Ne sont pas indiquées les non-réponses.
Le tableau 7 permet de vérifier la statistique nationale qui
montrait une plus faible présence féminine dans les concerts de
musiques actuelles. Cependant, le festival Art Rock attire plus
le public feminin avec sa programmation plus orientée vers la
chanson, la danse et le théâtre qui révèle lors de l'enquête
une plus grande proportion de femmes alors que les concerts de
musique amplifiée attire plus un public masculin comme à La
Route du Rock autour de 60%.
Tableau 7 : Public d'Art Rock 96 et La Route du Rock 97 par sexe.
SEXE | ART ROCK 96 |
LA ROUTE DU ROCK 97 |
MOYENNE |
Homme | 56,84% |
61,00% |
58,92% |
Femmes | 43,16% |
39,00% |
41,08% |
TOTAL | 100,00% |
100,00% |
100,00% |
Source : Enquête sur les publics de
festivals de musiques actuelles Art Rock 96 (1033 personnes
enquêtées soit 12% du public) et la Route du Rock 97 (1164
personnes soit 10% du public).
Il est intéressant d'étudier également la mobilité du public des festivals Art
Rock et La Route du Rock qui est complètement différente (cf tableau 8). Dans
le cas d'Art Rock, le public est essentiellement local puisque la moitié réside
à moins de 10 km et 68% à moins de 40 km (cf. carte 2 - 110K), le public breton représentant 93% du total alors que
dans le cas La Route du Rock, on constate une grande mobilité du public puisqu'il
y a plus de 92% du public qui réside dans une commune à plus de 40 km de Saint-Malo
(cf. carte 3 - 146k) avec la quasi totalité des départements représentés contrairement
à Art Rock (cf. carte 1 - 86k). La part du public originaire de Bretagne est de 42% et
seulement 5% habite à moins de 10km du festival.

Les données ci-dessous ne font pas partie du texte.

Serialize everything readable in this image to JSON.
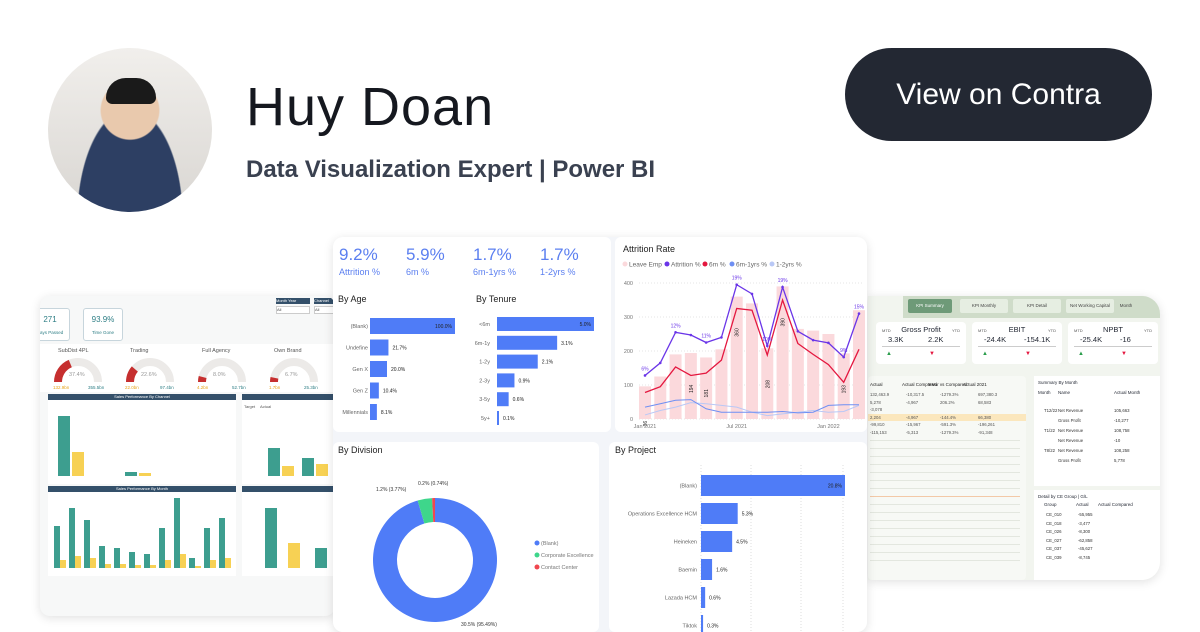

Cette différence ne peut pas s'expliquer par une différence de
taille de population car dans un rayon de 20km autour des deux
festivals on atteint le même nombre d'habitants (environ
140000). Ceci renforce l'idée que les publics de musiques
actuelles ne sont pas identique. La logique de la proximité
géographie n'est pas toujours vérifiée. A Saint-Malo, le
phénomène festival d'été peut éventuellement expliquer en
partie cette énorme différence mais il reste d'autres facteurs
d'explication notamment dans le choix artistique et la couverture
médiatique.
Tableau 8 : Public d'Art Rock 96 et La Route du Rock 97 par régions.
CLASSE D'AGE | ART ROCK 96 |
LA ROUTE DU ROCK 97 |
Bretagne | 93,63% |
42,63% |
< 10 km du festival |
49,20% |
4,42% |
de 10 à 20 km |
10,16% |
1,89% |
de 20 à 40 km |
8,61% |
1,50% |
sous total de 0 à 40 km |
67,97% |
7,81 |
Pays de Loire | 2,60% |
12,76% |
Basse - Normandie | 0,77% |
10,08% |
Ile de France | 1,26% |
13,37% |
Reste de la France | 1,35% |
20,78% |
Etrangers | 0,39% |
0,38% |
TOTAL | 100,00% |
100,00% |
Source : Enquête sur les publics de
festivals de musiques actuelles Art Rock 96 (1033 personnes
enquêtées soit 12% du public) et la Route du Rock 97 (1164
personnes soit 10% du public).
Pour 61% du public (tableau 9), il s'agissait de leur première
Route du Rock et pour 35% d'entre eux, les plus jeunes notamment,
c'était également leur premier festival... Dans le cas d'Art
Rock, le public pour qui s'est la première édition représente
seulement 28%. La différence peut s'expliquer par le fait qu'il
s'agisse d'un festival qui existe déjà depuis 15 ans et qui a
su se faire un public d'habitués qui vient à une saison moins
propice (37% du public vient au moins depuis trois ans).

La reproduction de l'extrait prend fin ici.